Today’s guest blogger is Erin C. Once upon a time in Washington DC, she co-hosted JournalCon 2003, but hasn’t blogged in years. She now spends her days getting her grass skirt to cover her Spanx in Hawaii. Her super power is swallowing pills without drinking water.
Before I had kids, when I knew everything about parenting, I used to say that my prospective kid would grow up speaking another language. S/he would be bilingual from birth, short-circuiting American stereotypes and probably being hired by the UN just out of junior high. However, unlike other parenting ideas I had, (family sing-alongs and faceless Waldorf dolls, I’m looking at you) I really did it. Yeah, my kid speaks another language. But it’s not as great as it sounds.
First of all, the second language that he speaks is Russian. That’s because someone else hired the Klingon-speaking nanny! Just kidding, it’s because my second language is Russian, and I had to start somewhere.
Second, it means you have to speak to them in the second language all the time. If you take a poll of all your friends with kids, 100% of them will think it’s a great idea for their kid to speak a second language. But only about 2% of them will want to yell at their kid down the cereal aisle in that second language. When you do it all the time, you become That Mom That Only Speaks to Her Kid in Latvian.
Third, if you live in the US, it means that you might need to dig deep for resources. I live in Hawaii, which means you have to look further than your nearest cab driver for a Russian. I have been lucky enough to find some amazing sitters and a wonderful set of Russian grandparents who watch him right now, but it’s not as easy as dropping him off at Kiddie Kare. I have also paid ridiculous shipping rates on kids’ books from Brighton Beach and given shopping lists to all my friends traveling back and forth to Russia.

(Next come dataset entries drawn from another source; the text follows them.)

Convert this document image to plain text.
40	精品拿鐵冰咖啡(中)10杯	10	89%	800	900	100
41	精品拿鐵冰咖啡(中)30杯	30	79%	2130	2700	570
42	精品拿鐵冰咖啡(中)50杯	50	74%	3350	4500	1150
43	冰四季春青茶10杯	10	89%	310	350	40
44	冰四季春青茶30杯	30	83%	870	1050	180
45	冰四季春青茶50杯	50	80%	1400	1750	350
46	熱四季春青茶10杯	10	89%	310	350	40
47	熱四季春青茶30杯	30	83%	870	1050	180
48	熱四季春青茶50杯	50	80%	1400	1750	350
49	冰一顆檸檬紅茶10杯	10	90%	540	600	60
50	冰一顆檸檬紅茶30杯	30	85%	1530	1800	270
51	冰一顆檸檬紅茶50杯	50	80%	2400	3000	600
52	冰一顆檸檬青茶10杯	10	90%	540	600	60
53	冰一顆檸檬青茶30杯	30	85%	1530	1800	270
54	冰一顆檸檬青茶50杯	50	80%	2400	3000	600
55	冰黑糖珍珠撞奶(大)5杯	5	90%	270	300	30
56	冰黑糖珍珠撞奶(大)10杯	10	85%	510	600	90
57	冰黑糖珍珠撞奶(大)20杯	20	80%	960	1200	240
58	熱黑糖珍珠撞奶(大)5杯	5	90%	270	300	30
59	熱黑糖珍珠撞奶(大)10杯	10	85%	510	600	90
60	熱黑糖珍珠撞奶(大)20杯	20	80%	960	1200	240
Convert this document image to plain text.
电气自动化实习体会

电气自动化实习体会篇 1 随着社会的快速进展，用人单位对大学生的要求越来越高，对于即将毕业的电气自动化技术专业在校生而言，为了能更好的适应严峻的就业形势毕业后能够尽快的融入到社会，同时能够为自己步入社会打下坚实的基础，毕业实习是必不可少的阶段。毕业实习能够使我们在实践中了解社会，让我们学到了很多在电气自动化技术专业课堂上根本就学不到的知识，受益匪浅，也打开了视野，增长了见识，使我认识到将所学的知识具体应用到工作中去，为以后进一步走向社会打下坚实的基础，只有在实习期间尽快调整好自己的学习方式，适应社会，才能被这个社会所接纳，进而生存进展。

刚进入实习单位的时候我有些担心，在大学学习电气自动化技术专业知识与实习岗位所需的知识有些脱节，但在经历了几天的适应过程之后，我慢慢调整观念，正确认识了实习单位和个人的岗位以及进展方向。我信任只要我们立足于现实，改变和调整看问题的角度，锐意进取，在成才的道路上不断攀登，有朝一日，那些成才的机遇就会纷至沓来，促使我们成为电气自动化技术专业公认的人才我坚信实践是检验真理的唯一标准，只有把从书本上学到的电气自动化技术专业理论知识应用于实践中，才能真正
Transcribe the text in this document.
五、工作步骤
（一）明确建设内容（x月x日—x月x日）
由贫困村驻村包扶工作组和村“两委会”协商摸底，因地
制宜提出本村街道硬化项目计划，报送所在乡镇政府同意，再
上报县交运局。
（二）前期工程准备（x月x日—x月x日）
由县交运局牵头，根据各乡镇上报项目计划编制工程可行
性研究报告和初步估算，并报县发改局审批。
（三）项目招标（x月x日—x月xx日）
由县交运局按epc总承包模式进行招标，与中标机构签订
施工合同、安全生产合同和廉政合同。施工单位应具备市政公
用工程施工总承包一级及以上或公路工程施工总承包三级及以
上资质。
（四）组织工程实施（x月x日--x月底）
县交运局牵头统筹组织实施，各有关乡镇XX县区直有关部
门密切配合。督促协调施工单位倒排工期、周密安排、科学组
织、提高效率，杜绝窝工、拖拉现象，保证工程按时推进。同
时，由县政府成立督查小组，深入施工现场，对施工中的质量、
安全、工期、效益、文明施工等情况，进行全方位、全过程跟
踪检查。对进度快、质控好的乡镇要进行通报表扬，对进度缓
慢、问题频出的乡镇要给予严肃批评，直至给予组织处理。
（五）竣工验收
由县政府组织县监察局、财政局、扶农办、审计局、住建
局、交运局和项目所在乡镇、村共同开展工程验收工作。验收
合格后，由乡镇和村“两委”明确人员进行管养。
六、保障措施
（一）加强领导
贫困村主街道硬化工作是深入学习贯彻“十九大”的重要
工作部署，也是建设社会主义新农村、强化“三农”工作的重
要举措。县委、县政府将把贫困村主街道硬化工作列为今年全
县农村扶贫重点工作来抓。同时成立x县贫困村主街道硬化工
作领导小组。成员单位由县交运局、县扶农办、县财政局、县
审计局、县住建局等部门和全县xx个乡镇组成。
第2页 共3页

Fourth, your family might have problems with it. My mother complained about not knowing what he was saying, and muttered darkly about him never learning his name if we continued to call him by his Russian nickname. (For the record, he knows his English name too, and also speaks English.) My husband mentioned that at some point, we were going to have to break it to him that we’re not Russians and he might have ‘adjustment issues.’
Finally, it means giving my baby a really different childhood than the one I had. He loves cartoons that I never knew about (his current favorite is based on an Italian socialist propaganda film and stars a mischievous onion who Fights the Power) and says “oy!” when he falls down. He sings songs I didn’t know but learned from mp3s and calls his train Tomás. He calls me mamichka; I’m the Russian mother I never had!
It’s all worth it, though, when I hear him use his verbs of motion correctly, something I spent three semesters cramming into my brain. He distinguishes between dark and light blue, two different words in Russian, every time. On Halloween, he says ‘boo’ with an Eastern European accent. Will he turn on me when he’s 15 and complain that I ruined his life by making him speak Russian? Probably. Too bad- as we say in Russian, “На всех не угоди́шь,” or “You can’t please everyone!”